James,
Yeah, go for the overdrive option. After all, you've now got a spare Spit
engine you can re-build in preparation for the one you've got fitted going
pop, and you are now an expert at the swapping operation!!
You will need an overdrive unit. These are pretty robust, so you may get
away with buying a second-hand unit without it being re-conditioned -
Rimmers re-con units are close to #300, and that's before you deal with
issues of not having an exchange unit for them. Make sure the unit has the
solonoid, adaptor plate to gearbox (you'll need gaskets for either side of
this adaptor plate), and speedo angle drive with it.

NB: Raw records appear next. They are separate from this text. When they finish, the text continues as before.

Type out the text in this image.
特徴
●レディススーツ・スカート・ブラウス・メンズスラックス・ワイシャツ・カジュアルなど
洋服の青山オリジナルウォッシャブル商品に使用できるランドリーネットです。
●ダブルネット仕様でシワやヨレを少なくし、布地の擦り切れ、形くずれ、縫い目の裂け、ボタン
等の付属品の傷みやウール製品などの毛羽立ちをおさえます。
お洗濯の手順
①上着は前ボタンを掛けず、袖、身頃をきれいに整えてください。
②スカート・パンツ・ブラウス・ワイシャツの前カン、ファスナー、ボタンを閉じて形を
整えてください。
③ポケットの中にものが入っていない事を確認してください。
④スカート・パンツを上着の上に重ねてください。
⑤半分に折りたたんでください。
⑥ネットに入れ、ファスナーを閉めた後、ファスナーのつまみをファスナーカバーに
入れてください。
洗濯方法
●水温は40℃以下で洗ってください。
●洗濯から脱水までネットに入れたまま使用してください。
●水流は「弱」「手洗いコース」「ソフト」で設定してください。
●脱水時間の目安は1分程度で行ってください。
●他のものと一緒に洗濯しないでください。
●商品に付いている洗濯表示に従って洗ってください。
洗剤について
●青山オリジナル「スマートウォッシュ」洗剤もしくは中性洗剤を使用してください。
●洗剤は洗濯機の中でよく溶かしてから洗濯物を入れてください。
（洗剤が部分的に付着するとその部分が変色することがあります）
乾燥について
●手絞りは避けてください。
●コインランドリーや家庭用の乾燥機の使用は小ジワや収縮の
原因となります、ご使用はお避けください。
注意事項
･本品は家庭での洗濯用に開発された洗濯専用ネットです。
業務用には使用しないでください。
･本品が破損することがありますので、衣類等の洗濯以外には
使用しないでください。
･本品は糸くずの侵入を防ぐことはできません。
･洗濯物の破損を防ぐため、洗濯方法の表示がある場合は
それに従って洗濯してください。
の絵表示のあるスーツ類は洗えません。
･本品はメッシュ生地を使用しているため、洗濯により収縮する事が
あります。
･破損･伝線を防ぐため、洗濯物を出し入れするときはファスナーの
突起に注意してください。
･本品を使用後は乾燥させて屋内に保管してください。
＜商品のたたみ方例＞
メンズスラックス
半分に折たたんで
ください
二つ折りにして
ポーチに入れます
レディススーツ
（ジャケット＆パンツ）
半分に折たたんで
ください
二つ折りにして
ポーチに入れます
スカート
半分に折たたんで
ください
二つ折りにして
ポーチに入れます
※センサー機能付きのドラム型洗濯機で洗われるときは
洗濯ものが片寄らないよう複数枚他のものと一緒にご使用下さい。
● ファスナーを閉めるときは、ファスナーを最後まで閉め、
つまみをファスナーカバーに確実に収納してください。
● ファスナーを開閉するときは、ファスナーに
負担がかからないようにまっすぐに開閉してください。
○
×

You do not need to replace the entire gearbox, I think it's only the
mainshaft that is different, although you'll have to take the 'box apart to
fit it, so it may just be easier to replace the whole thing if you can get a
cheap s/h unit from somewhere.
You will need the shorter propshaft.
You may need a different gearbox-to-chassis mount - not totally sure about
this, does anyone else have any info?
You will need a replacement gearlever, with the O/D switch in the top. You
can get the actual knob and switch new, but I'm not sure about the gearlever
itself. Alternatively you could just fit a toggle switch to the dashboard
for the O/D - my MG BGT had a dash-mounted switch, and I actually preferred
that to Daffy's gearknob-mounted switch, as I could operate it just be
stretching my little finger, without removing my hand from the wheel.
You will need the gearlever extension system used with the O/D - check out
your Rimmers catalogue for all the details. Obviously if you track down a
used gearbox and O/D assembly then this should all be with it.
You will need the wiring. This is pretty simple - it is just a mini-harness
that connects to the main harness in place of the wire that should currently
go to the reversing light switch. This should simply unplug. The
mini-harness connects to the reversing light switch, the O/D inhibitor
switch (switch screwed into the gear lever base that prevents the O/D
operating except in 3rd and 4th gears), the extension wires that run up the
gearlever to the switch in the gearknob, and the solonoid. My DPO, when he
converted Daffy, opted not to spend the #2.50 or so that this costs and made
it up himself - this caused constant kangarooing as the O/D switched in and
out until I discovered his dodgy wiring and replaced it!
I think that's about it. Once you've got all the bits, it should be a
pretty straightforward bolt-in procedure, unless you opt to re-build your
existing gearbox with the replacement mainshaft, which might take a little
longer...
It's worth it though - with O/D you get over 22mph/1000rpm, instead of the
18 or so without, so 70mph means 3,100rpm instead of 3,800rpm, which is
definitely better for motorway cruising.
Good luck, I hope you get this sorted!